يَا أَيُّهَا النَّاسُ إِنَّا خَلَقْنَاكُم مِّن ذَكَرٍ وَأُنثَى وَجَعَلْنَاكُمْ شُعُوباً وَقَبَائِلَ لِتَعَارَفُوا إِنَّ أَكْرَمَكُمْ عِندَ اللَّهِ أَتْقَاكُمْ إِنَّ اللَّهَ عَلِيمٌ خَبِيرٌ:

 

     “Ey insanlar, biz sizi bir erkekle bir dişiden yarattık ve birbirinizle tanışmanız için sizi kavimlere ve kabilelere ayırdık. Muhakkak ki, Allah Katında en değerli olanınız O’ndan en çok korkanınızdır. Şüphesiz Allah bilendir ve her şeyden haberdardır.” (HUCURAT SURESİ – 13. AYET)

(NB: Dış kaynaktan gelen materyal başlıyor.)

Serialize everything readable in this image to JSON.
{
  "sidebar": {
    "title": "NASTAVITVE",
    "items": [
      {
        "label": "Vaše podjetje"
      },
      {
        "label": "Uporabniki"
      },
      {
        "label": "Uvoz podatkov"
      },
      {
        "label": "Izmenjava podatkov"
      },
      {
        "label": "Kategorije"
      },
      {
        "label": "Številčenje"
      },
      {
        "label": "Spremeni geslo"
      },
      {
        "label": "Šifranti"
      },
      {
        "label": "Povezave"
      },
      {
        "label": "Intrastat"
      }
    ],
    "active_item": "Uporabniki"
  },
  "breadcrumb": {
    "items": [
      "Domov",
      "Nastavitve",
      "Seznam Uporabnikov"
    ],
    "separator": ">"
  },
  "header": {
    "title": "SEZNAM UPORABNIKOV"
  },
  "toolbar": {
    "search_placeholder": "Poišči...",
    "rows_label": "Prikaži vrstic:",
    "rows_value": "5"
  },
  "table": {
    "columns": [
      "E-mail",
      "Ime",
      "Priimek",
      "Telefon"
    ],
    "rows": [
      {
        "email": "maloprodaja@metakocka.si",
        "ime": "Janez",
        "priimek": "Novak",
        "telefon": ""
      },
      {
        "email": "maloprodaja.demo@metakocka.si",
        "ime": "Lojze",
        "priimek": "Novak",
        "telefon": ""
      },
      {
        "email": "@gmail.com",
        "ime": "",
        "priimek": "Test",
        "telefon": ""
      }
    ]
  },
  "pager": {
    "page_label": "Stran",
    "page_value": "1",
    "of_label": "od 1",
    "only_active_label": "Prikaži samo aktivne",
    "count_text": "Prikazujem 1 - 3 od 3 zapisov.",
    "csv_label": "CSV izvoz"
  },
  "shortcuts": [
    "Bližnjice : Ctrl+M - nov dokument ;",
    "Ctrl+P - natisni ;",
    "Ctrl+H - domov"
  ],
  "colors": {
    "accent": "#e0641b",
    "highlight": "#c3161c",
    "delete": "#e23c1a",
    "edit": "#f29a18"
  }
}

     Elbette Allah katında üstün bir değeri olan kimse, diğerlerine tercih edilir ve edilmelidir. Böyle davranan kimse pişman olmaz. Dindar olan kadın, kocasının malını korur, israftan kaçınır. Çocuklarının terbiyeleri ile ilgilenir, onları dinlerine bağlı olarak yetiştirir. Bu ise aileye huzur getirir. Bunun içindir ki Peygamberimiz (SAV): “Dünya bir meta’dır (geçimliktir), en hayırlı meta’ ise saliha (iyi) bir kadındır.” Bir başka hadis-i şerifin meali de şöyledir: “İnanmış bir kişi, Allah Teala’nın emirlerine sarılıp yasaklarından kaçındıktan sonra saliha bir kadından daha hayırlı hiçbir şey elde etmiş olamaz. (Çünkü iyi bir kadın) eşinin söylediğini tutar, yüzüne bakarsa gönlü açılır, karısı (nın bir şey yapması veta yapmaması) üzerine yemin ederse yeminini yerine getirir. Eşinin bulunmadığı zamanda ona ve malına hıyanet etmez.”

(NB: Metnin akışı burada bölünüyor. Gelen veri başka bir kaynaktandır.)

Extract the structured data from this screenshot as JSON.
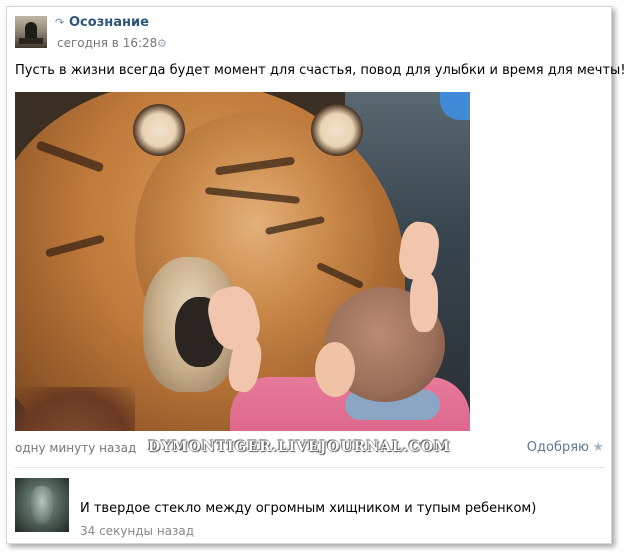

     Ailenin kurucuları olan karı ile kocanın ayrı ayrı hakları ve görevleri vardır. Nitekim Kur’an-ı Kerim’de:

     “Erkeklerin kadınlar üzerindeki hakları gibi kadınların da erkekler üzerinde bir takım iyi davranışa dayalı hakları vardır.” buyrulmuştur. (BAKARA SURESİ – 228. AYET)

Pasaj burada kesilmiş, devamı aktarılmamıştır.